細かい所である。しかし、汚れ役を進んで背負う彼女は何があろうと変わらずにそれを遂行する。
変わらない、というのはそれだけで強い。曲がらないというのは誰かに安心感を与えられ、誰もを支えられるということ。
だからこそ、秋斗は誰よりも愛紗の事を尊敬し、背中を預ける事に迷いはない。
朱里が愛紗一人を選んで、本隊に合流させずに向かわせたのはその安心感から。
愛紗を送り出したのは……希代の覇王である曹操に対して臆さずに交渉が行えて、決して流されずに意見を言えるその点。
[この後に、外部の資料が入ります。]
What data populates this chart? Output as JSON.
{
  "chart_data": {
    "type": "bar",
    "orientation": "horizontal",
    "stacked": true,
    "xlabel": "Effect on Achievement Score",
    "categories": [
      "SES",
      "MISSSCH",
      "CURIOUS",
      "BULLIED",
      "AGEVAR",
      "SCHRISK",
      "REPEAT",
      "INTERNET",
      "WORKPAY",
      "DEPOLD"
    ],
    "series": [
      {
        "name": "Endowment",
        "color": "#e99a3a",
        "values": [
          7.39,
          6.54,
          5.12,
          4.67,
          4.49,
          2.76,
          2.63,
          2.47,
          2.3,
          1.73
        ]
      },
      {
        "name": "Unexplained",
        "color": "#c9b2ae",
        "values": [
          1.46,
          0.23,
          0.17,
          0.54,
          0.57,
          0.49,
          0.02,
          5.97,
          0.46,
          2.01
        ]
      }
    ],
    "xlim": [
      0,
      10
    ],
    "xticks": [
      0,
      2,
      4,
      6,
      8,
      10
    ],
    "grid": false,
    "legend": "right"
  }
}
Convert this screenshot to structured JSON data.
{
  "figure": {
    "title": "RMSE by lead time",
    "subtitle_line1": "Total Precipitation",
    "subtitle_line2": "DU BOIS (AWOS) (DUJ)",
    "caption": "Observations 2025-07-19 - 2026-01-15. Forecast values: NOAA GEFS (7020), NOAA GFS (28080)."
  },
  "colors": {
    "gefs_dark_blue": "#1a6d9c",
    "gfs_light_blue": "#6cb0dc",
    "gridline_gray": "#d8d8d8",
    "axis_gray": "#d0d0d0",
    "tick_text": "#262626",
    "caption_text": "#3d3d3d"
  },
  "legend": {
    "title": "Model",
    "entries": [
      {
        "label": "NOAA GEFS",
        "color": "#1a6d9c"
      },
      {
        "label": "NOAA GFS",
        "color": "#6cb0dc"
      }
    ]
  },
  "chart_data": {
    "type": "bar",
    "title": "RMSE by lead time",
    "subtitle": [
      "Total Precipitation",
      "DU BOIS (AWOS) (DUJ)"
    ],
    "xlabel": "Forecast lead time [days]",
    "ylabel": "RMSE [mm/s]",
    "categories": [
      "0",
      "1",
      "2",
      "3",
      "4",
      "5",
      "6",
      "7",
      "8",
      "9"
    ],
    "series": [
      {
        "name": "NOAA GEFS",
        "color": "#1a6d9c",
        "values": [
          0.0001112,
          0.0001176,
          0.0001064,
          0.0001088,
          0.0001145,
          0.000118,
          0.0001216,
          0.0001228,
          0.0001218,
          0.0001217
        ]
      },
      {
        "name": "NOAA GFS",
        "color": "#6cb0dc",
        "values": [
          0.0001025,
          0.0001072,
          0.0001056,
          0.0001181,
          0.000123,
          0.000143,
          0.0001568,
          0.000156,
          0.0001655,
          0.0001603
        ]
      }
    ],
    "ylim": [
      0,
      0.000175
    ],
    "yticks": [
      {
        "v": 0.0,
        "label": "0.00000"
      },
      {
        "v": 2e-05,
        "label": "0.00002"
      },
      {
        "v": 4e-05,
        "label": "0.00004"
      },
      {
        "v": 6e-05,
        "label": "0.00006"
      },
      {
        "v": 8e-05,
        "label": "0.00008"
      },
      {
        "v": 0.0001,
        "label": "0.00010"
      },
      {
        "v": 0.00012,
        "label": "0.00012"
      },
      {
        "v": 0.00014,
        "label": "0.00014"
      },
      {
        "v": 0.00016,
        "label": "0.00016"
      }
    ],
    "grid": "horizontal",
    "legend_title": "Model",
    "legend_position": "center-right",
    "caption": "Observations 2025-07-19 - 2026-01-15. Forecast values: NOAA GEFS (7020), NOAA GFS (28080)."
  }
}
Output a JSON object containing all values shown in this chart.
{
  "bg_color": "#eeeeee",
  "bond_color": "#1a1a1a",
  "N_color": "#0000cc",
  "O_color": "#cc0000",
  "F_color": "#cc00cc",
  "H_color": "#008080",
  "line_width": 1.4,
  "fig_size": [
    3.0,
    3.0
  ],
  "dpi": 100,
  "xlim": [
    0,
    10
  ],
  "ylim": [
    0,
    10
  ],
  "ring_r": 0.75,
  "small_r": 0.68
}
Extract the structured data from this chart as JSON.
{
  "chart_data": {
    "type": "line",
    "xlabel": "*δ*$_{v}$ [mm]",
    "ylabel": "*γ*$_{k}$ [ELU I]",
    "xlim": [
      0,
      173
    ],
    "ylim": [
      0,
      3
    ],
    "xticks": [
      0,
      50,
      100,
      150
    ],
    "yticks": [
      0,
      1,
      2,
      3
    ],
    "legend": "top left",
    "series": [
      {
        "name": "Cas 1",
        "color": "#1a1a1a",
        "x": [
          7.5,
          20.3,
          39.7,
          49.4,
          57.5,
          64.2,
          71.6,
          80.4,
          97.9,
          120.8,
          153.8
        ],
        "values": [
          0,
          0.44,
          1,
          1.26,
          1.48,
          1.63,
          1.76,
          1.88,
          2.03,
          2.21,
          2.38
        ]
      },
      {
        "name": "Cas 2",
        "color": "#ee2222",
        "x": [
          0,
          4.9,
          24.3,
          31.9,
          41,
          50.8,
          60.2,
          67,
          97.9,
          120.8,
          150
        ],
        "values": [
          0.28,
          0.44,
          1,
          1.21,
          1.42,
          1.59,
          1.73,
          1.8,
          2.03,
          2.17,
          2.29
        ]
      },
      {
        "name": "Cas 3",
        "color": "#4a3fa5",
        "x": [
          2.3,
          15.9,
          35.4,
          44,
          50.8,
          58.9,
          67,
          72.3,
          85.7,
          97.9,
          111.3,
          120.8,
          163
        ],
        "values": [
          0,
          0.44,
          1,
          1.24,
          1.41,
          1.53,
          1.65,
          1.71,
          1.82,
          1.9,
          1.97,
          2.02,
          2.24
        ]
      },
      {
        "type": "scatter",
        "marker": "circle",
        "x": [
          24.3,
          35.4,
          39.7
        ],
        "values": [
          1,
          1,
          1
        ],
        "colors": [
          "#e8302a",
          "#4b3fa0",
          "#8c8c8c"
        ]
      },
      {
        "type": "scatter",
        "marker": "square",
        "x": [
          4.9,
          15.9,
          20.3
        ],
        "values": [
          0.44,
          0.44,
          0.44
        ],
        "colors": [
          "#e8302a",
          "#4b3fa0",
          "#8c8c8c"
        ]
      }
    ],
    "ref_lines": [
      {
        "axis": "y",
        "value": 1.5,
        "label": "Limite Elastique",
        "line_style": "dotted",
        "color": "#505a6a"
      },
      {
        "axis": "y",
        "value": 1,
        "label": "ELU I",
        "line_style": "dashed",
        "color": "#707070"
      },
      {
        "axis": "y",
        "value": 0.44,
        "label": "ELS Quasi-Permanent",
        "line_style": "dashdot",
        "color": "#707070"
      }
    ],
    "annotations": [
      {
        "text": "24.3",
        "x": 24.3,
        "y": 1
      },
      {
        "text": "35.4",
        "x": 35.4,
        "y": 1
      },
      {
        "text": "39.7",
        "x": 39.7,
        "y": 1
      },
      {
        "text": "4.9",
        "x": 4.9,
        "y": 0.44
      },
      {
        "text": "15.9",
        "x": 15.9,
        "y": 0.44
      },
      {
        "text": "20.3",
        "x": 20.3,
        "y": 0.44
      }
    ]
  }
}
朱里の狙いは一つであり、それをもぎ取ってこれるのは愛紗だけであった。
がやがやと、謁見の間からは夜半であるのに楽しそうな会話が聞こえるも、愛紗は厳めしく眉を顰めて逸る心を抑え付けていた。
「むう……華琳様の安眠を妨害するとは……許せんな」
「クク、閨番の時に邪魔されんで良かったんとちゃうか? 桂花やあるまいし焦らされるの我慢出来へんやろ」
「おお、確かにそうか。って良くないだろう!?」
「春蘭、静かにしなさい! 霞も……後で覚えておきなさいよ?」
「ははっ、恐いこっちゃ。しっかしこんな夜中に召集なんて……なんややばいことでもあったんかいな。なあ、凪ぃ? ……って目ぇ開けたまま寝とる……ほんなら――」
「ひゃん! し、霞様! ちょ、やだ……んっ」
「いやぁ、ええ尻しとんなぁ♪ ここか、ここがええん――」
「霞! いい加減になさい! 明日のおやつ抜きにするわよ!?」
「はぁ!? 明日のおやつて店長んとこの甘味の『餡どぉなつ』やないか! 凪すまん! 分かった、もうやらへん!」
「い、いえ。寝ていた自分も悪いので……」
「霞ちゃーん。風でしたら抱きしめてもいいのですよー」
「むむ、そ、それくらいやったら――」
「風、そうなれば霞のおやつは桂花が食べるつもりでしょうから誑かして代わりに貰おうとしても無駄ですよ」
「なんやて? おいこら風。あんたぁウチを嵌めるつもりやったんかいな?」
「……ぐぅ」
「ねーんーなー!」
「おおー、いひゃいのでふひあひゃん」
「遅れてごめんなさいなのー! 季衣ちゃんも連れてきたの」
「ふあぁ、まだ眠いですよ華琳様ぁー」
「華琳様はまだよ。全員揃ったようだし、華琳様ももうすぐいらっしゃるから自分の場所に向かいなさい」
きゃいきゃいと騒いでいた声が桂花の声で収束し、謁見の間は徐々に静かになって行った。
その楽しそうな様子を聞いて、何処も自分達の所と変わらないのではないだろうか、と愛紗の脳裏に油断が浮かびかける。
ただ、それは直ぐに取り払われた。
足音だけで分かる程の自信と、凛と全てを張りつめさせるその声によって。